Keine Gefühle, keine Schwäche, keine Gnade.
Mephisto, der Sohn des Dämonenkönigs, ist zwischen der Dunkelheit seines Volkes und dem Licht hin- und hergerissen. Mit aller Macht stemmt er sich gegen die Versuche, in die Finsternis gezogen zu werden. Als sein Vater stirbt, droht er in finstere Abgründe zu fallen. Dann bricht ein verschlingender Schatten aus.
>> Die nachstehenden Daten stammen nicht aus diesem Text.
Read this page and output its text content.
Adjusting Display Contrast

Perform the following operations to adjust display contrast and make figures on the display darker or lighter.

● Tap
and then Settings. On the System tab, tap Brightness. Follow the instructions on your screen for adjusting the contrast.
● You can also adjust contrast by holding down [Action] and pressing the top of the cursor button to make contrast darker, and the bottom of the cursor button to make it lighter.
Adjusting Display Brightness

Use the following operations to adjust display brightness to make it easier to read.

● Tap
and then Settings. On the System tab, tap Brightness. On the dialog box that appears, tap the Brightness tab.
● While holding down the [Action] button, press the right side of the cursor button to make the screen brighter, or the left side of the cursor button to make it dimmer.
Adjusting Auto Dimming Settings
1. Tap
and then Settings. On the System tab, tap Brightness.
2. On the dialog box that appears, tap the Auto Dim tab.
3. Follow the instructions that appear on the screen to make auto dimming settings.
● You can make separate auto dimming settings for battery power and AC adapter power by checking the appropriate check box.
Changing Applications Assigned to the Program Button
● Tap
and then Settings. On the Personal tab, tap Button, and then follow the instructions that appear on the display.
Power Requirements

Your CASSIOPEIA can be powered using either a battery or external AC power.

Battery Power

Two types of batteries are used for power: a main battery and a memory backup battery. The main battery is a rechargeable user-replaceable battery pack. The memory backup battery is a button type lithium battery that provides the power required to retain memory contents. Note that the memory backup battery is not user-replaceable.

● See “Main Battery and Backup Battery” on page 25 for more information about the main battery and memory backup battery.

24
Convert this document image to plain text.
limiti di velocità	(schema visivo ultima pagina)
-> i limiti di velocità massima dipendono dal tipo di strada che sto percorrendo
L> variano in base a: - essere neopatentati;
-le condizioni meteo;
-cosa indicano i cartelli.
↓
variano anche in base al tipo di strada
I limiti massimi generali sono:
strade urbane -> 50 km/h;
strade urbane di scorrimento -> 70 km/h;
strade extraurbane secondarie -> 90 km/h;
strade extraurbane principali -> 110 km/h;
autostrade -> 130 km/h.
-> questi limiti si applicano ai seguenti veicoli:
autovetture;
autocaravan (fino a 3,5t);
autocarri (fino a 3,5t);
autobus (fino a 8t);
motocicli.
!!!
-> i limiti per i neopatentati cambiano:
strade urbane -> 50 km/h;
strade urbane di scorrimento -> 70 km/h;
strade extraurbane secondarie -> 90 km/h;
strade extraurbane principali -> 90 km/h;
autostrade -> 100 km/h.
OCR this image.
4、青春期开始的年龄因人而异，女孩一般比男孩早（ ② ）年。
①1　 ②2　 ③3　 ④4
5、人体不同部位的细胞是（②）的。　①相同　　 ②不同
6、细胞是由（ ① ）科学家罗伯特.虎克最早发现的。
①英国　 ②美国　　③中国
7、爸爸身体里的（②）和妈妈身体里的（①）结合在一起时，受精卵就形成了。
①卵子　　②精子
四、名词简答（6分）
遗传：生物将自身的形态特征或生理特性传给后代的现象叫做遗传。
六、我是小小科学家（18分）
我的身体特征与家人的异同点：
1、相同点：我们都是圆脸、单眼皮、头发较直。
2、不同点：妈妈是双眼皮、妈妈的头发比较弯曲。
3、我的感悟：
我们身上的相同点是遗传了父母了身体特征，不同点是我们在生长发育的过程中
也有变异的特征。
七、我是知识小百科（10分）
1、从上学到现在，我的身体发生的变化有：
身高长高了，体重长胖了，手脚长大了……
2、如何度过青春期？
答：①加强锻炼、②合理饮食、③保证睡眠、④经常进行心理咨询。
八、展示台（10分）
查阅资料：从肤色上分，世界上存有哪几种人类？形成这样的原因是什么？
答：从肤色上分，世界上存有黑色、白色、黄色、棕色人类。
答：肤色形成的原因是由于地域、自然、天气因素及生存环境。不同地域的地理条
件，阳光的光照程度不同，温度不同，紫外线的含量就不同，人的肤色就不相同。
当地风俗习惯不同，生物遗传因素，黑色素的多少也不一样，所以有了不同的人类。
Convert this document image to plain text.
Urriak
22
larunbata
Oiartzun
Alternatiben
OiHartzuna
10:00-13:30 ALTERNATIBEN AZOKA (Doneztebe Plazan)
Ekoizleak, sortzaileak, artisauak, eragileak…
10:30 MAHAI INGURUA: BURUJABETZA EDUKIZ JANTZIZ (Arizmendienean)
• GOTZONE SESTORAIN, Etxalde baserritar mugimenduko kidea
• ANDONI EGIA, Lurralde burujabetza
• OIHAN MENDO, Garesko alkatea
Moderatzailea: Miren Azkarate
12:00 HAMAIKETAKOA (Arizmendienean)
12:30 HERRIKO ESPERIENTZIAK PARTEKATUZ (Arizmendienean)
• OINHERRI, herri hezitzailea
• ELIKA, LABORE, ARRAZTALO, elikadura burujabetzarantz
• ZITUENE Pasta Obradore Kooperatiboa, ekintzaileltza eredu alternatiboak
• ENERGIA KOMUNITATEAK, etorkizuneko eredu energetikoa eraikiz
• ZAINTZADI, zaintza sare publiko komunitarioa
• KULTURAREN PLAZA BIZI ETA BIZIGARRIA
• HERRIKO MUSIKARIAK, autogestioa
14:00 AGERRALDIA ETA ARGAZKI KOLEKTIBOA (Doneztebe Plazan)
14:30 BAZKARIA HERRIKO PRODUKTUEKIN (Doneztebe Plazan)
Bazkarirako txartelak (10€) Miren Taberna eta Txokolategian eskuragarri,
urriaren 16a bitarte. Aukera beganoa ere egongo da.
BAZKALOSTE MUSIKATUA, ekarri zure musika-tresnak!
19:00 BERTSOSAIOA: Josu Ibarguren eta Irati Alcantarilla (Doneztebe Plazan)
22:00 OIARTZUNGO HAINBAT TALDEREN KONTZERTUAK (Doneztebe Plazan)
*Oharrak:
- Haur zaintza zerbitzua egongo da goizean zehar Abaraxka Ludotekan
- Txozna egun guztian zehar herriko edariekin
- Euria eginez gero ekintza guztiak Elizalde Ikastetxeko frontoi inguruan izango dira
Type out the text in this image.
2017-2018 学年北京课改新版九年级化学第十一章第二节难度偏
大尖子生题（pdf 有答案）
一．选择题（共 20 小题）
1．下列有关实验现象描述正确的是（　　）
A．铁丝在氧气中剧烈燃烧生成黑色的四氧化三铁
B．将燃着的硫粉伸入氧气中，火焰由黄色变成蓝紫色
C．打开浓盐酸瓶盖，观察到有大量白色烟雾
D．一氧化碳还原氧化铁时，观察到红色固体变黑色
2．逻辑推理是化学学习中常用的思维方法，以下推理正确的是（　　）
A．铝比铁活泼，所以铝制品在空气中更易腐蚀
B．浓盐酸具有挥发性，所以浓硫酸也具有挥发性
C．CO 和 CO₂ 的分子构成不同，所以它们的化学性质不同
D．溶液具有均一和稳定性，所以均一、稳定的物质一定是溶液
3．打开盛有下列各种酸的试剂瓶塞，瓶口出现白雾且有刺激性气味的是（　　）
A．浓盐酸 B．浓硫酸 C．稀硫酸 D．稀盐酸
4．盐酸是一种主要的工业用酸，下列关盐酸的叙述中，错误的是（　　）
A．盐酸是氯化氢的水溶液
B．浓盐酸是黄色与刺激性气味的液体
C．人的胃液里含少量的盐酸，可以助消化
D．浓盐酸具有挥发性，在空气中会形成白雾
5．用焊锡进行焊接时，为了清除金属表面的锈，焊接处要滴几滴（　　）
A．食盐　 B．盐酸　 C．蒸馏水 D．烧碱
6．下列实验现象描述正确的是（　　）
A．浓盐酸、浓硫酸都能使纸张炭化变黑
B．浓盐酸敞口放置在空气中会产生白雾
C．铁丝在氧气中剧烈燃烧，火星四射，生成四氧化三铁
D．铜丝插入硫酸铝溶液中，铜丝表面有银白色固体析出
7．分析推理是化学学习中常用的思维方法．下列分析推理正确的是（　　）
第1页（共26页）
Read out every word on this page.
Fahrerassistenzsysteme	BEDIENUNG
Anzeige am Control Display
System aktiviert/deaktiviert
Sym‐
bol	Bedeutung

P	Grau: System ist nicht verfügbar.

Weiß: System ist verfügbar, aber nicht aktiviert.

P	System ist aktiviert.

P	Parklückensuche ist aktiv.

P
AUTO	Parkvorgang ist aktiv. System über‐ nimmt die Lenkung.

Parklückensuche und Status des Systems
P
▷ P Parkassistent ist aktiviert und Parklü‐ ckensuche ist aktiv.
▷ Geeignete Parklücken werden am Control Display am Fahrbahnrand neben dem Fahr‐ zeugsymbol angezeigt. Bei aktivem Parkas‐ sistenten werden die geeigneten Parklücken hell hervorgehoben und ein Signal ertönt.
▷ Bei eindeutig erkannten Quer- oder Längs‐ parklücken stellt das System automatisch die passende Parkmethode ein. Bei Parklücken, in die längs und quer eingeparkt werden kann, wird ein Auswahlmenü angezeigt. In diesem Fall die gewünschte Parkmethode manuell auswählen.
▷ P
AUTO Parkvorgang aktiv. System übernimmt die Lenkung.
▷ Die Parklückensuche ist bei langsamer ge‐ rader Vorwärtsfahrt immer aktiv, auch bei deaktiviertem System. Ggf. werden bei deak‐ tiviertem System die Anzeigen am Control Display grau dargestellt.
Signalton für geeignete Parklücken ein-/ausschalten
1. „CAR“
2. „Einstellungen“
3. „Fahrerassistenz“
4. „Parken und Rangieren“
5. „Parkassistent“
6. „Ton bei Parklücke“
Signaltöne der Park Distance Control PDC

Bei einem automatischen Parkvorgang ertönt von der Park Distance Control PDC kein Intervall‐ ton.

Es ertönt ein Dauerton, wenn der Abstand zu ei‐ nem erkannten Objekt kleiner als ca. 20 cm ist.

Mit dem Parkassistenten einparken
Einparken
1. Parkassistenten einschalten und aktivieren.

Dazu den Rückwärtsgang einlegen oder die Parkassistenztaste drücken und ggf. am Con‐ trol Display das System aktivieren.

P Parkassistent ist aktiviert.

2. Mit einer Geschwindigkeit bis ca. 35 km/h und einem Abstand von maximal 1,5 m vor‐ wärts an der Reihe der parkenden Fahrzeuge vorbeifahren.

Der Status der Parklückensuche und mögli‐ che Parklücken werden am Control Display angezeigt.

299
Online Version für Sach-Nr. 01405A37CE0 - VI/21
Im Wettlauf gegen die Zeit muss Mephisto sich entscheiden, ob er den Traditionen folgt oder zur letzten Hoffnung der Welt wird.
Textschnipsel
Prolog
Die Bäume ragten bedrohlich in den Nachthimmel. Ihre vom Wind gepeitschten Äste griffen wie düstere Finger nach ihr, nach ihrem Sohn. Die junge Frau presste das wimmernde Kind an sich. Niemand würde es ihr je entreißen. Ihr orangerotes Haar flatterte im Sturm, der ihr das Vorankommen erschwerte.
Darf ich bitten?
Lächelnd atmete Mephisto tief durch. Er verneigte sich vor ihr und deutete einen Handkuss an. Ob sie wohl nach Aprikose schmeckte, so zart und weich, wie sie aussah? Seine heftig aufwallende Sehnsucht schluckte er erneut herunter, erhob sich und vermochte ihren Blick nicht zu deuten. Etwas hatte sich verändert. Verlangte nach ihm. Tief durchatmen, nicht die Fassung verlieren. Ihr Geruch drang zu ihm und drohte erneut, seinen Geist zu betäuben.